Total solar eclipse at Madras, Oregon
Written in August 2017.
___ Any other time, spending our wedding anniversary in a town named Madras would've been pretty special in itself. But yesterday also saw the most awe-striking moment of our lives.
___ Seconds before totality, we turned around to look at Mt. Jefferson, expecting it to disappear. It didn't — it was replaced by a majestic silhouette of itself. Then we slipped into totality, and as we took off our glasses… let's just say that that's the closest we'd ever get to experiencing a supernatural phenomenon.

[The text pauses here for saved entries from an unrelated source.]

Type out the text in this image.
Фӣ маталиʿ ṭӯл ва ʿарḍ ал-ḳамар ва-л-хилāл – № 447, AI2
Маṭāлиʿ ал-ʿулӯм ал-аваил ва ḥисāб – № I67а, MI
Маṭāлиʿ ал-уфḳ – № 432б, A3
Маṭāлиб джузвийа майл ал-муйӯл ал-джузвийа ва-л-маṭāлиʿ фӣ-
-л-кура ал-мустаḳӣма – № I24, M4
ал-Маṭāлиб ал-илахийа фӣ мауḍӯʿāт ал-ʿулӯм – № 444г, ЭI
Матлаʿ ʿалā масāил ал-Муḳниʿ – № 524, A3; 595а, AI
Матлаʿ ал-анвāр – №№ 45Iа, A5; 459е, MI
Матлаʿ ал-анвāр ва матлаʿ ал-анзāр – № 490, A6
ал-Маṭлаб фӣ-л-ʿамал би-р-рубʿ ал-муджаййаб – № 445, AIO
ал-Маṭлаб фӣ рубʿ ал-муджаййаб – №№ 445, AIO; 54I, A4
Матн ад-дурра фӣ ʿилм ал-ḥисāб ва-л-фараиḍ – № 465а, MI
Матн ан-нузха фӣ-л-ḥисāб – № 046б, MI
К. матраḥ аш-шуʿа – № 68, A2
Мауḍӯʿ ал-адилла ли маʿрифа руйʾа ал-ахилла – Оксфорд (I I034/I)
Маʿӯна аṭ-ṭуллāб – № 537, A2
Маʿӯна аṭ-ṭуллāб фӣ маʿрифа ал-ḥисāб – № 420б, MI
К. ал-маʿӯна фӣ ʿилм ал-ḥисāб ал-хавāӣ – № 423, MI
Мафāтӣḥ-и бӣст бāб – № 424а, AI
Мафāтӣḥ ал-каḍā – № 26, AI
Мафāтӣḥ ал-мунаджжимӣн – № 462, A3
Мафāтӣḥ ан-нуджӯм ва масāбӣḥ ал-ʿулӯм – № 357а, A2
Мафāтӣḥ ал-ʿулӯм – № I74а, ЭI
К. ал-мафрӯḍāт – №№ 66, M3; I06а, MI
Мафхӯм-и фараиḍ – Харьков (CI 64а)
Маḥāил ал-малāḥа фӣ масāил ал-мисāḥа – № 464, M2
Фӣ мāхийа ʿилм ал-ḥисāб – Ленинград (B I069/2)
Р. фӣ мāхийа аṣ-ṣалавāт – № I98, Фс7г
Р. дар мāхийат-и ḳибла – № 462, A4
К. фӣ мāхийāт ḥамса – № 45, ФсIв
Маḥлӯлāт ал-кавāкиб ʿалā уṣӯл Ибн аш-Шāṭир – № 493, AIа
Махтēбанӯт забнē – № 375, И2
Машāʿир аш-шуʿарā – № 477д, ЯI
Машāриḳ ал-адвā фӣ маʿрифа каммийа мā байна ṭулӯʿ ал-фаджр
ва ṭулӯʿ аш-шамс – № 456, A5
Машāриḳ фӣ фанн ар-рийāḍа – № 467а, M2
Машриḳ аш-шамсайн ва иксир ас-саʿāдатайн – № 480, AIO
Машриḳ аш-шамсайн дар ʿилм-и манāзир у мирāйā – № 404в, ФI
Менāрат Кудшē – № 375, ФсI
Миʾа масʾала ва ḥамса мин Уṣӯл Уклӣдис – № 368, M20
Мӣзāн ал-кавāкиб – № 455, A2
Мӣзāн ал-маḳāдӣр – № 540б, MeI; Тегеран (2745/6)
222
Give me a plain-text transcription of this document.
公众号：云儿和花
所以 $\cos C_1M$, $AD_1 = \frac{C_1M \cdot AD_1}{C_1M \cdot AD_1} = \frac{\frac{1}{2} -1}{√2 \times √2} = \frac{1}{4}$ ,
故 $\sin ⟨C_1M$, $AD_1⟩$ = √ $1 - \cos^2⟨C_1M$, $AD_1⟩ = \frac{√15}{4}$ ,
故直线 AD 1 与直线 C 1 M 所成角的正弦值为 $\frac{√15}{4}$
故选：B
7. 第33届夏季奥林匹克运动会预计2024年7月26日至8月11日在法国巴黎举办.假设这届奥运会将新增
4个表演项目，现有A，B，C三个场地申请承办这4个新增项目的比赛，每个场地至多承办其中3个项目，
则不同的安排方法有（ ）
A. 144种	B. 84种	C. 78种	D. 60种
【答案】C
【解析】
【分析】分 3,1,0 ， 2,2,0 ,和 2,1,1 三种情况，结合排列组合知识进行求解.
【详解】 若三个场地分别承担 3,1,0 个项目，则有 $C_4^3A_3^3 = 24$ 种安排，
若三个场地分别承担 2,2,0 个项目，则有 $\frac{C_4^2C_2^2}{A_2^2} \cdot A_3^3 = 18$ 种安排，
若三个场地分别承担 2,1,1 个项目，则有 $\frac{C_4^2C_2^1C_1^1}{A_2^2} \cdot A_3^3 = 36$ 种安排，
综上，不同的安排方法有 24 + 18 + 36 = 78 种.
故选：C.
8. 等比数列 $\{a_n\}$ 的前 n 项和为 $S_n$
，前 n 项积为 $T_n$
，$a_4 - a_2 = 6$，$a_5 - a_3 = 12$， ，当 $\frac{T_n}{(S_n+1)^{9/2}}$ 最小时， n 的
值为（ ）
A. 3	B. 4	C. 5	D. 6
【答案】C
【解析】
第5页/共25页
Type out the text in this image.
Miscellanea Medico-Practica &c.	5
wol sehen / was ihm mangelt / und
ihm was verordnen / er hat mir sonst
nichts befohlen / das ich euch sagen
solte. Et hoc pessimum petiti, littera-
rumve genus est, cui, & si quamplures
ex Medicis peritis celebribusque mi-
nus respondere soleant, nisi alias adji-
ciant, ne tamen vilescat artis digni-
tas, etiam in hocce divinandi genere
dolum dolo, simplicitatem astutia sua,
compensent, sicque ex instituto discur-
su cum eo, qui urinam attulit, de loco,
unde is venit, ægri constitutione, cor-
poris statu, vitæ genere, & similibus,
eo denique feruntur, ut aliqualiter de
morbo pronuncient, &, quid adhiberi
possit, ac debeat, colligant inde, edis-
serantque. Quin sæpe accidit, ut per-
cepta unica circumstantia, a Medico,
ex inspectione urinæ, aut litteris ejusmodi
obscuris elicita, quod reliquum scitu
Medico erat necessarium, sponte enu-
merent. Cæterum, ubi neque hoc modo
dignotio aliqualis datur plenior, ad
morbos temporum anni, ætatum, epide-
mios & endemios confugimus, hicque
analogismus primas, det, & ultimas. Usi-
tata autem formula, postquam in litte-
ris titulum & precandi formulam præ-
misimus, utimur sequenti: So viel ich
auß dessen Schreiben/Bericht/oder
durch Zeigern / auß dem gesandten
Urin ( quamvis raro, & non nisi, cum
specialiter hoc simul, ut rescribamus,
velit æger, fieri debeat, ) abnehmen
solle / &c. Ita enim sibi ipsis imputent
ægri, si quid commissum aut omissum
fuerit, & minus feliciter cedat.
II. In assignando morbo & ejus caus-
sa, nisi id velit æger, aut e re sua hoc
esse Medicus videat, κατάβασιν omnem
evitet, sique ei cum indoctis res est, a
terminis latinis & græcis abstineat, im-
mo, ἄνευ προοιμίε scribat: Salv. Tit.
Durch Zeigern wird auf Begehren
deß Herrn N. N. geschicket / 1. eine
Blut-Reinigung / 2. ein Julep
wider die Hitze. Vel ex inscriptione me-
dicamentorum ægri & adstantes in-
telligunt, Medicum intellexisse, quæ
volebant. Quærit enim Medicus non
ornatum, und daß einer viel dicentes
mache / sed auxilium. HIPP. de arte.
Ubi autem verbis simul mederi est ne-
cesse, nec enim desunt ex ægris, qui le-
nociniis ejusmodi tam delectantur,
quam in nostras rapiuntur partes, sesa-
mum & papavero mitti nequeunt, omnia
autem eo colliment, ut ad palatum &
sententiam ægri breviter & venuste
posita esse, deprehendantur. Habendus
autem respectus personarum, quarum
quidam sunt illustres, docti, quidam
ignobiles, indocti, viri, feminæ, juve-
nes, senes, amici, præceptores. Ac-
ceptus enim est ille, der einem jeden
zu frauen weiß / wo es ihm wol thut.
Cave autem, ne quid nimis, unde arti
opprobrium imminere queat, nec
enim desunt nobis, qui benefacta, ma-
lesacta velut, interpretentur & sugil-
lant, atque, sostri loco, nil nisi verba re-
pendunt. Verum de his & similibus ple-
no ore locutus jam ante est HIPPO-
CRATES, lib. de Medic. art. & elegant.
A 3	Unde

___ People howled, sometimes screaming "Stars!" or "Skydivers!" I went silent after a while, staring absently at the dark pink clouds, shivering slightly in the temporary chill, but mostly just dazed senseless looking into that alien sun/moon/black-fireball/blazing-eye Thing up in the sky, and gasping.
___ The insanity ended when Shyamala yelled "Mount Jefferson!" It was re-lit. So we swivelled to look up at the Thing again, and were met with the unforgettable flash of the diamond ring.
___ What a time to be alive.
Sunset atop Mauna Kea, Hawai'i
Photographed in December 2018.
Down Creighton Mine to SNOLAB at Sudbury, Ontario
Written in March 2019.
___ The most bananas thing I've done as a scientist: take an unlit elevator ("the Cage") with 40-odd people, plummet 2 km underground* in 5 minutes — stopping briefly at the halfway point to make sure everyone is OK — , walk 2 (horizontal) kilometres on train tracks in tunnels howling with warm winds to reach SNOLAB, shower and change into lab-provided clothes, drink my first ever cup of subterranean orange pekoe tea, and get to see and learn about some of the slickest experiments on (in?) Earth, including 3 that I've done research on.
___ Thanks to Mark Chen and Joe Bramante for making this happen, and to Ian Lawson for giving me a wonderful tour.
___ * Turning on "airplane mode" on my phone was never more ironic.